Camera cleaning for cave men

I took a picture of a pretty sunrise last week with our Samsung point-and-shoot, and when I pulled it into Lightroom off the camera, it had a big nasty black glob just to the left of the sun. It was easy enough to fix in Photoshop, but I needed to fix the cause of the glob. 


No problem, I thought, I’ll just clean the lens. Well, the lens was clean. The glob was on the interior of the lens assembly. Getting foreign objects into a lens is always a possibility with lenses that extend and retract, since air gets sucked into the assembly when the lens moves. Without cleaning the lens assembly, this glob was going to be on every picture the camera would take until the end of time. 

I could have taken it in to a local camera repair shop to get professionally cleaned, but I have to guess that I wouldn’t get it back for less than $50, which is nearly what I paid for it three months ago. We got this camera for a steal, but I still wanted it to work well. I checked the warranty information, but I’d have to send it to Skokie to a place I’ve never heard of before, and the warranty says it doesn’t cover routine cleaning. I’m pretty sure foreign objects inside the lens assembly does not count as routine, but would I have to pay postage both directions and then fight that fight? Not worth it. It’s sad when you have to assume a valid warranty won’t be worth the hassle.

I like fixing things and taking things apart, but I’ve acknowledged that there are limits to what I can re-assemble. I could go in with a miniature screwdriver, dismantle the camera, and then clean it myself, but there’s a good chance I’d make it worse.

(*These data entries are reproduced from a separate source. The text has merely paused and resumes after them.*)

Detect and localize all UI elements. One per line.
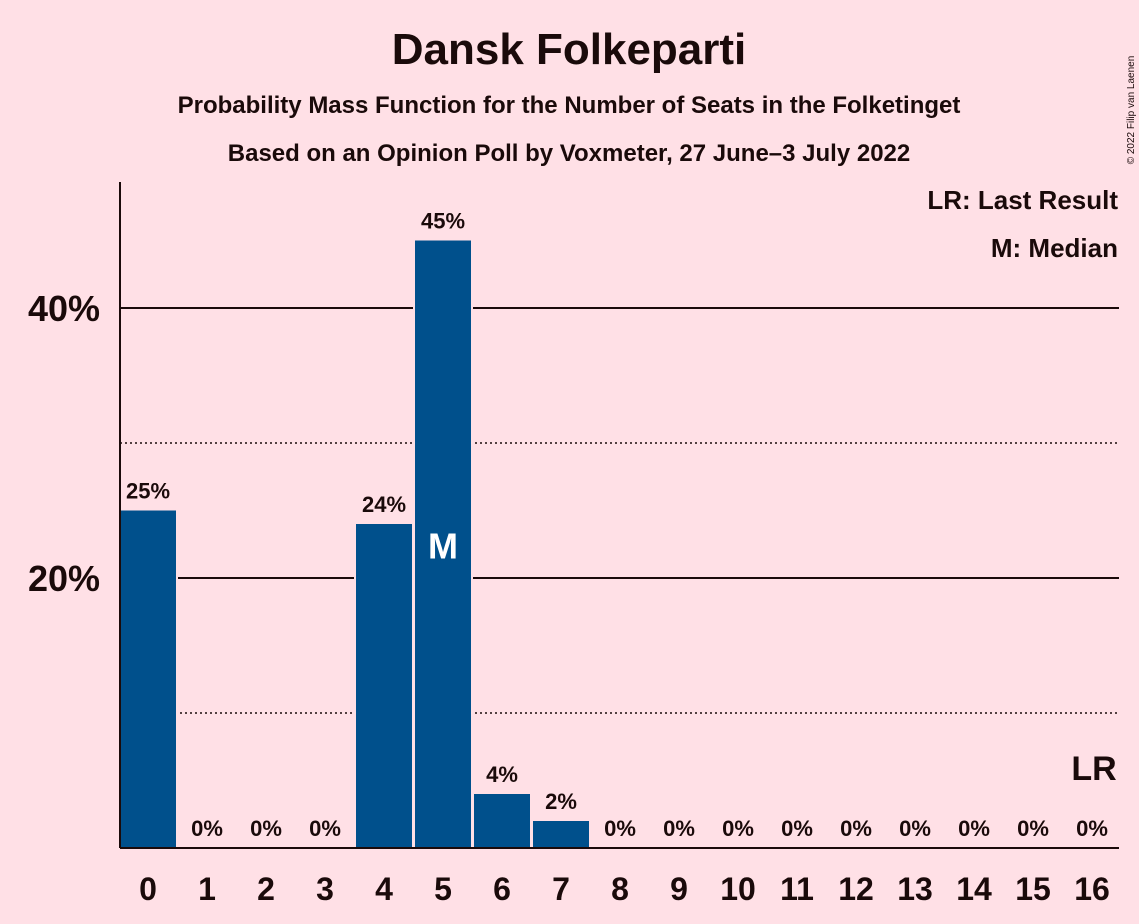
x-tick-label: 4 [375,871,393,907]
legend-entry: M: Median [991,233,1118,263]
gridlines [120,307,1119,714]
y-tick-label: 20% [28,558,100,599]
bar-value-label: 4% [486,762,518,787]
bar-value-label: 0% [191,816,223,841]
bar-value-label: 0% [604,816,636,841]
bar-value-label: 0% [309,816,341,841]
x-tick-label: 10 [720,871,756,907]
x-tick-label: 14 [956,871,992,907]
x-tick-label: 12 [838,871,874,907]
x-tick-label: 8 [611,871,629,907]
bar-value-label: 0% [958,816,990,841]
x-tick-label: 5 [434,871,452,907]
bar-value-label: 0% [1076,816,1108,841]
x-tick-label: 13 [897,871,933,907]
bar-value-label: 0% [1017,816,1049,841]
bar-value-label: 0% [250,816,282,841]
bar-value-label: 0% [781,816,813,841]
legend-entry: LR: Last Result [927,185,1118,215]
bar-seat-0 [120,510,176,848]
x-tick-label: 1 [198,871,216,907]
chart-title: Dansk Folkeparti [392,25,747,74]
y-tick-label: 40% [28,288,100,329]
last-result-marker: LR [1071,750,1116,788]
bar-value-label: 24% [362,492,406,517]
legend: LR: Last Result M: Median [927,185,1118,263]
x-tick-label: 11 [780,871,814,907]
bar-value-label: 0% [663,816,695,841]
bar-seat-7 [533,821,589,848]
x-tick-label: 16 [1074,871,1110,907]
bar-value-label: 25% [126,479,170,504]
bar-value-label: 45% [421,209,465,234]
x-tick-label: 6 [493,871,511,907]
chart-subtitle-2: Based on an Opinion Poll by Voxmeter, 27… [228,140,910,167]
bar-value-label: 2% [545,789,577,814]
x-tick-label: 3 [316,871,334,907]
x-axis: 0 1 2 3 4 5 6 7 8 9 10 11 12 13 14 15 16 [120,847,1119,907]
x-tick-label: 2 [257,871,275,907]
bars: 25% 0% 0% 0% 24% 45% M 4% 2% 0% 0% 0% 0% 0% 0% 0% 0% 0% LR [118,209,1117,848]
bar-value-label: 0% [722,816,754,841]
bar-value-label: 0% [840,816,872,841]
x-tick-label: 7 [552,871,570,907]
bar-seat-5 [415,240,471,848]
x-tick-label: 9 [670,871,688,907]
copyright-notice: © 2022 Filip van Laenen [1126,56,1137,165]
y-axis: 20% 40% [28,182,121,848]
x-tick-label: 15 [1015,871,1051,907]
x-tick-label: 0 [139,871,157,907]
chart-subtitle-1: Probability Mass Function for the Number… [178,92,961,119]
median-marker: M [428,526,458,567]
bar-value-label: 0% [899,816,931,841]
bar-seat-4 [356,524,412,848]
bar-seat-6 [474,794,530,848]
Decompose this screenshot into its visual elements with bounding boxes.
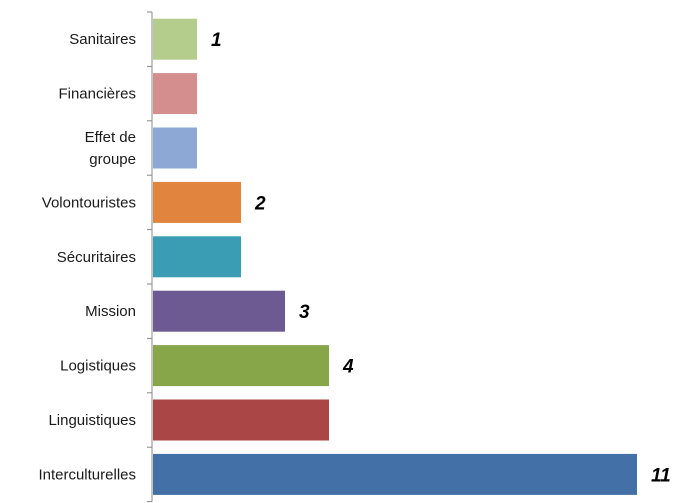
tick-marks xyxy=(147,11,152,503)
bar xyxy=(153,181,241,223)
bars-layer xyxy=(153,18,637,495)
category-label: Mission xyxy=(85,303,136,320)
category-labels: Sanitaires Financières Effet de groupe Volon… xyxy=(38,31,136,483)
bar xyxy=(153,236,241,278)
category-label: Interculturelles xyxy=(38,466,136,483)
bar xyxy=(153,399,329,441)
value-label: 11 xyxy=(651,465,671,486)
value-label: 1 xyxy=(211,30,222,51)
category-label: Linguistiques xyxy=(48,412,136,429)
category-label: Financières xyxy=(58,86,136,103)
category-label: Sanitaires xyxy=(69,31,136,48)
value-label: 4 xyxy=(342,357,354,378)
category-label: Volontouristes xyxy=(42,194,136,211)
bar xyxy=(153,290,285,332)
bar xyxy=(153,453,637,495)
value-labels: 1 2 3 4 11 xyxy=(211,30,671,486)
value-label: 3 xyxy=(299,302,310,323)
category-label: Logistiques xyxy=(60,358,136,375)
bar xyxy=(153,345,329,387)
bar xyxy=(153,18,197,60)
bar xyxy=(153,73,197,115)
bar xyxy=(153,127,197,169)
category-label: Sécuritaires xyxy=(57,249,136,266)
value-label: 2 xyxy=(254,193,266,214)
category-label: Effet de groupe xyxy=(85,129,136,168)
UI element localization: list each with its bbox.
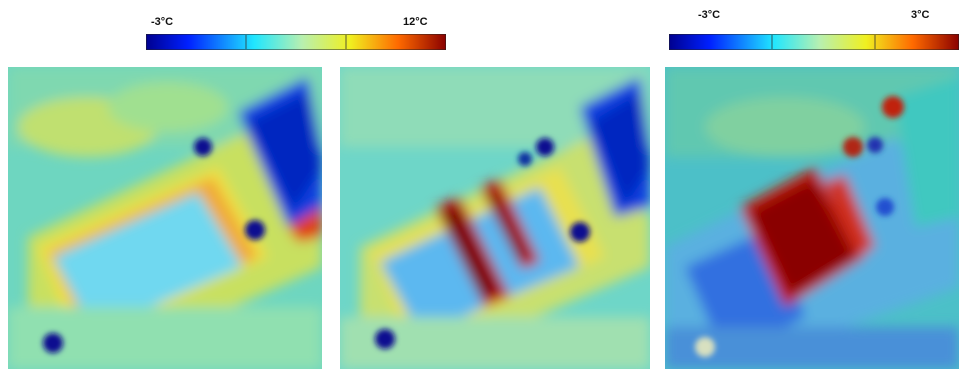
colorbar-2-max-label: 3°C <box>911 9 930 21</box>
colorbar-1-min-label: -3°C <box>151 16 174 28</box>
colorbar-1-max-label: 12°C <box>403 16 428 28</box>
colorbar-1 <box>146 34 446 50</box>
thermal-panel-3 <box>665 67 959 369</box>
thermal-panel-1 <box>8 67 322 369</box>
thermal-panel-2 <box>340 67 650 369</box>
colorbar-2-min-label: -3°C <box>698 9 721 21</box>
colorbar-2 <box>669 34 959 50</box>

Cameras are assembled in very clean environments for the exact reason I am trying to get rid of.

On a whim, I thought that maybe I could jostle the particle out of the way. So I banged the camera on a desk a couple times, but no success. I turned the camera on an angle and then banged quite a bit harder once or twice, and voila, clean images again! There’s still a mystery dingleberry inside the lens somewhere, but it’s not in front of the sensor anymore!

Moral of the story: to clean a delicate optical instrument assembled in a clean room, bang it on a table hard enough to make you nervous.